Fable délicieusement rétro, où des petits cinéastes en herbe font face à l'arrivée du mystérieux occupant d'un train qui vient de dérailler tout près de leur paisible patelin, Super 8 s'impose comme un hommage magnifique, émouvant et trépidant, au cinéma des années 80. Pas tant dans la reconstitution aussi tendre qu'amusante d'une époque chérie (vêtements, voitures, appareils, gadgets, jeux, musique, films...), car c'est surtout à travers une facture audio-visuelle irréprochable, héritée de cette décennie devenue culte grâce à ses œuvres (E.T., Star Wars, Retour vers le Futur, Indiana Jones...), qu'Abrams parvient à nous hypnotiser. La puissance évocatrice de Super 8 repose essentiellement sur sa structure : s'ouvrant sur une scène de deuil (les funérailles de la mère de Joe, le jeune héros) puis une scène cauchemardesque de destruction (le déraillement du train, outrancièrement spectaculaire, emblématique du cinéma actuel), le film se lance dans la voie de la reconstruction, dans tous les sens du terme. Reconstruction d'une famille brisée, reconstruction d'un étrange véhicule éparpillé par l'accident initial, mais surtout reconstruction, ou plutôt résurrection, réparation de toute une esthétique propre aux films des années 80. Face à un art actuel de la prise de vue parkinsonienne et du montage épileptique, Super 8 nous propose un spectacle aux images posées, cadrées avec goût et mesure, montées avec une élégance et une fluidité confondantes. Prenant soin de toujours placer idéalement sa caméra, Abrams nous prend par la main pour nous plonger, doucement mais sûrement, au cœur de son aventure. Adoptant le point de vue de ses petits héros sans jamais s'en écarter, il nous implique dans son récit en réveillant notre âme d'enfant, cette âme qu'on ne perdra jamais totalement, qui aime toujours se nourrir d'invraisemblables histoires de monstres, qui se remémore avec nostalgie ce temps révolu peuplé de jouets, de figurines et de maquettes.

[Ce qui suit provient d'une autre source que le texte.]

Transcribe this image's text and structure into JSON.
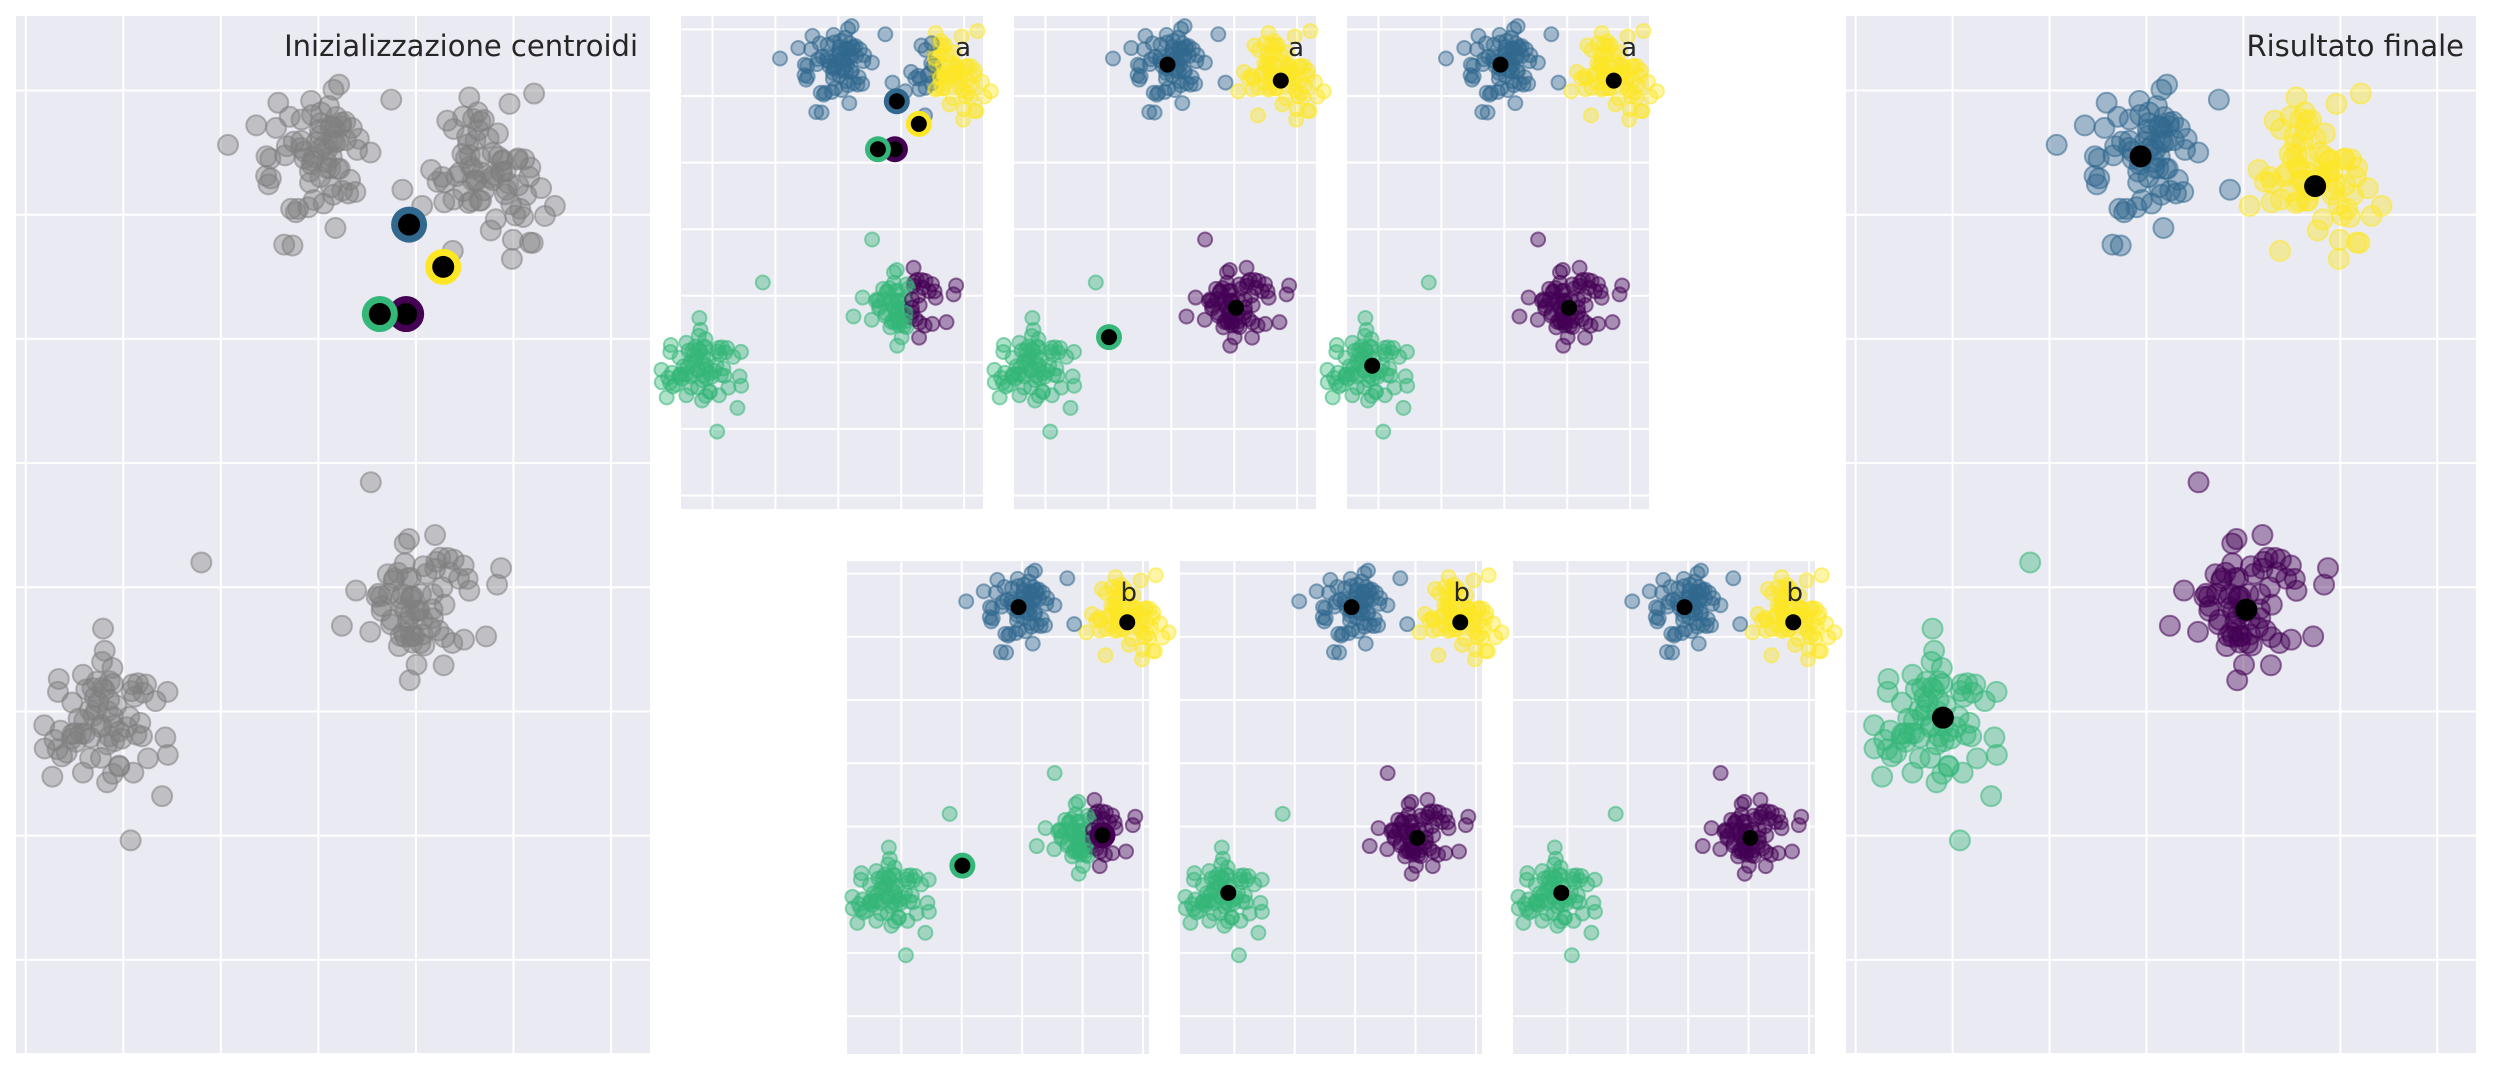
{
  "colors": {
    "gray": "#808080",
    "cluster_0": "#440154",
    "cluster_1": "#31688e",
    "cluster_2": "#35b779",
    "cluster_3": "#fde725",
    "centroid": "#000000",
    "panel_bg": "#eaeaf2",
    "grid": "#ffffff"
  },
  "chart_data": [
    {
      "type": "scatter",
      "title": "Inizializzazione centroidi",
      "grid": true,
      "xlim": [
        -3.1,
        3.4
      ],
      "ylim": [
        -2.75,
        5.6
      ],
      "clusters": [
        {
          "name": "",
          "center": [
            1.72,
            4.36
          ],
          "color": "gray",
          "state": "all"
        },
        {
          "name": "",
          "center": [
            -0.04,
            4.47
          ],
          "color": "gray",
          "state": "all"
        },
        {
          "name": "",
          "center": [
            1.01,
            0.86
          ],
          "color": "gray",
          "state": "all"
        },
        {
          "name": "",
          "center": [
            -2.15,
            -0.06
          ],
          "color": "gray",
          "state": "all"
        }
      ],
      "outliers": [
        {
          "x": -1.2,
          "y": 1.2,
          "color": "gray"
        }
      ],
      "centroids": [
        {
          "x": 0.93,
          "y": 3.92,
          "ring": "cluster_1"
        },
        {
          "x": 1.28,
          "y": 3.58,
          "ring": "cluster_3"
        },
        {
          "x": 0.9,
          "y": 3.2,
          "ring": "cluster_0"
        },
        {
          "x": 0.63,
          "y": 3.2,
          "ring": "cluster_2"
        }
      ]
    },
    {
      "type": "scatter",
      "title": "a",
      "grid": true,
      "xlim": [
        -2.5,
        2.3
      ],
      "ylim": [
        -2.2,
        5.2
      ],
      "clusters": [
        {
          "name": "",
          "center": [
            1.72,
            4.36
          ],
          "color": "cluster_3",
          "state": "split_blue"
        },
        {
          "name": "",
          "center": [
            -0.04,
            4.47
          ],
          "color": "cluster_1",
          "state": "all"
        },
        {
          "name": "",
          "center": [
            1.01,
            0.86
          ],
          "color": "cluster_2",
          "state": "split_purple"
        },
        {
          "name": "",
          "center": [
            -2.15,
            -0.06
          ],
          "color": "cluster_2",
          "state": "all"
        }
      ],
      "outliers": [
        {
          "x": -1.2,
          "y": 1.2,
          "color": "cluster_2"
        }
      ],
      "centroids": [
        {
          "x": 0.93,
          "y": 3.92,
          "ring": "cluster_1"
        },
        {
          "x": 1.28,
          "y": 3.58,
          "ring": "cluster_3"
        },
        {
          "x": 0.9,
          "y": 3.2,
          "ring": "cluster_0"
        },
        {
          "x": 0.63,
          "y": 3.2,
          "ring": "cluster_2"
        }
      ]
    },
    {
      "type": "scatter",
      "title": "a",
      "grid": true,
      "xlim": [
        -2.5,
        2.3
      ],
      "ylim": [
        -2.2,
        5.2
      ],
      "clusters": [
        {
          "name": "",
          "center": [
            1.72,
            4.36
          ],
          "color": "cluster_3",
          "state": "all"
        },
        {
          "name": "",
          "center": [
            -0.04,
            4.47
          ],
          "color": "cluster_1",
          "state": "all"
        },
        {
          "name": "",
          "center": [
            1.01,
            0.86
          ],
          "color": "cluster_0",
          "state": "all"
        },
        {
          "name": "",
          "center": [
            -2.15,
            -0.06
          ],
          "color": "cluster_2",
          "state": "all"
        }
      ],
      "outliers": [
        {
          "x": -1.2,
          "y": 1.2,
          "color": "cluster_2"
        }
      ],
      "centroids": [
        {
          "x": -0.06,
          "y": 4.47,
          "ring": ""
        },
        {
          "x": 1.74,
          "y": 4.23,
          "ring": ""
        },
        {
          "x": 1.03,
          "y": 0.82,
          "ring": ""
        },
        {
          "x": -0.99,
          "y": 0.38,
          "ring": "cluster_2"
        }
      ]
    },
    {
      "type": "scatter",
      "title": "a",
      "grid": true,
      "xlim": [
        -2.5,
        2.3
      ],
      "ylim": [
        -2.2,
        5.2
      ],
      "clusters": [
        {
          "name": "",
          "center": [
            1.72,
            4.36
          ],
          "color": "cluster_3",
          "state": "all"
        },
        {
          "name": "",
          "center": [
            -0.04,
            4.47
          ],
          "color": "cluster_1",
          "state": "all"
        },
        {
          "name": "",
          "center": [
            1.01,
            0.86
          ],
          "color": "cluster_0",
          "state": "all"
        },
        {
          "name": "",
          "center": [
            -2.15,
            -0.06
          ],
          "color": "cluster_2",
          "state": "all"
        }
      ],
      "outliers": [
        {
          "x": -1.2,
          "y": 1.2,
          "color": "cluster_2"
        }
      ],
      "centroids": [
        {
          "x": -0.06,
          "y": 4.47,
          "ring": ""
        },
        {
          "x": 1.74,
          "y": 4.23,
          "ring": ""
        },
        {
          "x": 1.03,
          "y": 0.82,
          "ring": ""
        },
        {
          "x": -2.1,
          "y": -0.05,
          "ring": ""
        }
      ]
    },
    {
      "type": "scatter",
      "title": "b",
      "grid": true,
      "xlim": [
        -2.9,
        2.1
      ],
      "ylim": [
        -2.6,
        5.2
      ],
      "clusters": [
        {
          "name": "",
          "center": [
            1.72,
            4.36
          ],
          "color": "cluster_3",
          "state": "all"
        },
        {
          "name": "",
          "center": [
            -0.04,
            4.47
          ],
          "color": "cluster_1",
          "state": "all"
        },
        {
          "name": "",
          "center": [
            1.01,
            0.86
          ],
          "color": "cluster_2",
          "state": "split_purple"
        },
        {
          "name": "",
          "center": [
            -2.15,
            -0.06
          ],
          "color": "cluster_2",
          "state": "all"
        }
      ],
      "outliers": [
        {
          "x": -1.2,
          "y": 1.2,
          "color": "cluster_2"
        }
      ],
      "centroids": [
        {
          "x": -0.06,
          "y": 4.47,
          "ring": ""
        },
        {
          "x": 1.74,
          "y": 4.23,
          "ring": ""
        },
        {
          "x": 1.33,
          "y": 0.86,
          "ring": "cluster_0"
        },
        {
          "x": -0.99,
          "y": 0.38,
          "ring": "cluster_2"
        }
      ]
    },
    {
      "type": "scatter",
      "title": "b",
      "grid": true,
      "xlim": [
        -2.9,
        2.1
      ],
      "ylim": [
        -2.6,
        5.2
      ],
      "clusters": [
        {
          "name": "",
          "center": [
            1.72,
            4.36
          ],
          "color": "cluster_3",
          "state": "all"
        },
        {
          "name": "",
          "center": [
            -0.04,
            4.47
          ],
          "color": "cluster_1",
          "state": "all"
        },
        {
          "name": "",
          "center": [
            1.01,
            0.86
          ],
          "color": "cluster_0",
          "state": "all"
        },
        {
          "name": "",
          "center": [
            -2.15,
            -0.06
          ],
          "color": "cluster_2",
          "state": "all"
        }
      ],
      "outliers": [
        {
          "x": -1.2,
          "y": 1.2,
          "color": "cluster_2"
        }
      ],
      "centroids": [
        {
          "x": -0.06,
          "y": 4.47,
          "ring": ""
        },
        {
          "x": 1.74,
          "y": 4.23,
          "ring": ""
        },
        {
          "x": 1.03,
          "y": 0.82,
          "ring": ""
        },
        {
          "x": -2.1,
          "y": -0.05,
          "ring": ""
        }
      ]
    },
    {
      "type": "scatter",
      "title": "b",
      "grid": true,
      "xlim": [
        -2.9,
        2.1
      ],
      "ylim": [
        -2.6,
        5.2
      ],
      "clusters": [
        {
          "name": "",
          "center": [
            1.72,
            4.36
          ],
          "color": "cluster_3",
          "state": "all"
        },
        {
          "name": "",
          "center": [
            -0.04,
            4.47
          ],
          "color": "cluster_1",
          "state": "all"
        },
        {
          "name": "",
          "center": [
            1.01,
            0.86
          ],
          "color": "cluster_0",
          "state": "all"
        },
        {
          "name": "",
          "center": [
            -2.15,
            -0.06
          ],
          "color": "cluster_2",
          "state": "all"
        }
      ],
      "outliers": [
        {
          "x": -1.2,
          "y": 1.2,
          "color": "cluster_2"
        }
      ],
      "centroids": [
        {
          "x": -0.06,
          "y": 4.47,
          "ring": ""
        },
        {
          "x": 1.74,
          "y": 4.23,
          "ring": ""
        },
        {
          "x": 1.03,
          "y": 0.82,
          "ring": ""
        },
        {
          "x": -2.1,
          "y": -0.05,
          "ring": ""
        }
      ]
    },
    {
      "type": "scatter",
      "title": "Risultato finale",
      "grid": true,
      "xlim": [
        -3.1,
        3.4
      ],
      "ylim": [
        -2.75,
        5.6
      ],
      "clusters": [
        {
          "name": "",
          "center": [
            1.72,
            4.36
          ],
          "color": "cluster_3",
          "state": "all"
        },
        {
          "name": "",
          "center": [
            -0.04,
            4.47
          ],
          "color": "cluster_1",
          "state": "all"
        },
        {
          "name": "",
          "center": [
            1.01,
            0.86
          ],
          "color": "cluster_0",
          "state": "all"
        },
        {
          "name": "",
          "center": [
            -2.15,
            -0.06
          ],
          "color": "cluster_2",
          "state": "all"
        }
      ],
      "outliers": [
        {
          "x": -1.2,
          "y": 1.2,
          "color": "cluster_2"
        }
      ],
      "centroids": [
        {
          "x": -0.06,
          "y": 4.47,
          "ring": ""
        },
        {
          "x": 1.74,
          "y": 4.23,
          "ring": ""
        },
        {
          "x": 1.03,
          "y": 0.82,
          "ring": ""
        },
        {
          "x": -2.1,
          "y": -0.05,
          "ring": ""
        }
      ]
    }
  ]
}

Si l'enfant, chez Rimbaud, est un poète, risquons-nous à maintenir cette analogie pour avancer que chez Abrams, l'enfant est un cinéaste. Ce que l'on peut, en premier lieu, appréhender comme une simple mise en abyme (les gamins réalisent un film dans le film), se révèle comme la ligne poétique tout entière de Super 8. Le réalisateur exprime avec ferveur et émotion sa croyance en un cinéma de l'innocence, qui se bâtit à travers un regard d'enfant. Un cinéma pur, aux images simples et fortes. Un cinéma qu'Abrams parvient à faire rayonner à travers tout son film. Ou presque. Car dans sa volonté acharnée de livrer le plus bel hommage qui soit à l'art de ses maîtres (Spielberg en tête), le jeune réalisateur semble parfois tétanisé par la peur de les décevoir, à tel point que son travail apparaît à plusieurs reprises comme un peu trop appliqué, oubliant le temps de quelques scènes sa propre identité. On pourra ainsi taxer le dénouement – pour ne citer que l'exemple le plus flagrant – de trop « spielbergien ». Mais ce serait injuste de n'y voir qu'une preuve de faiblesse, car Abrams réussit in fine à retourner cet oubli de lui-même en sa faveur. Quand on sait que le premier film amateur de Spielberg, tourné en super 8, causait du déraillement d'un train, le film d'Abrams prend une tout autre dimension : bien plus qu'un banal hommage au maître, on pourrait le voir comme un biopic fantasmé sur Spielberg enfant. Fantasmé dans la mesure où c'est sa propre jeunesse (il était adolescent dans les années 80) qu'Abrams met en scène. La mise en abyme devient alors vertigineuse, un jeu de miroirs fascinant entre deux générations de cinéastes...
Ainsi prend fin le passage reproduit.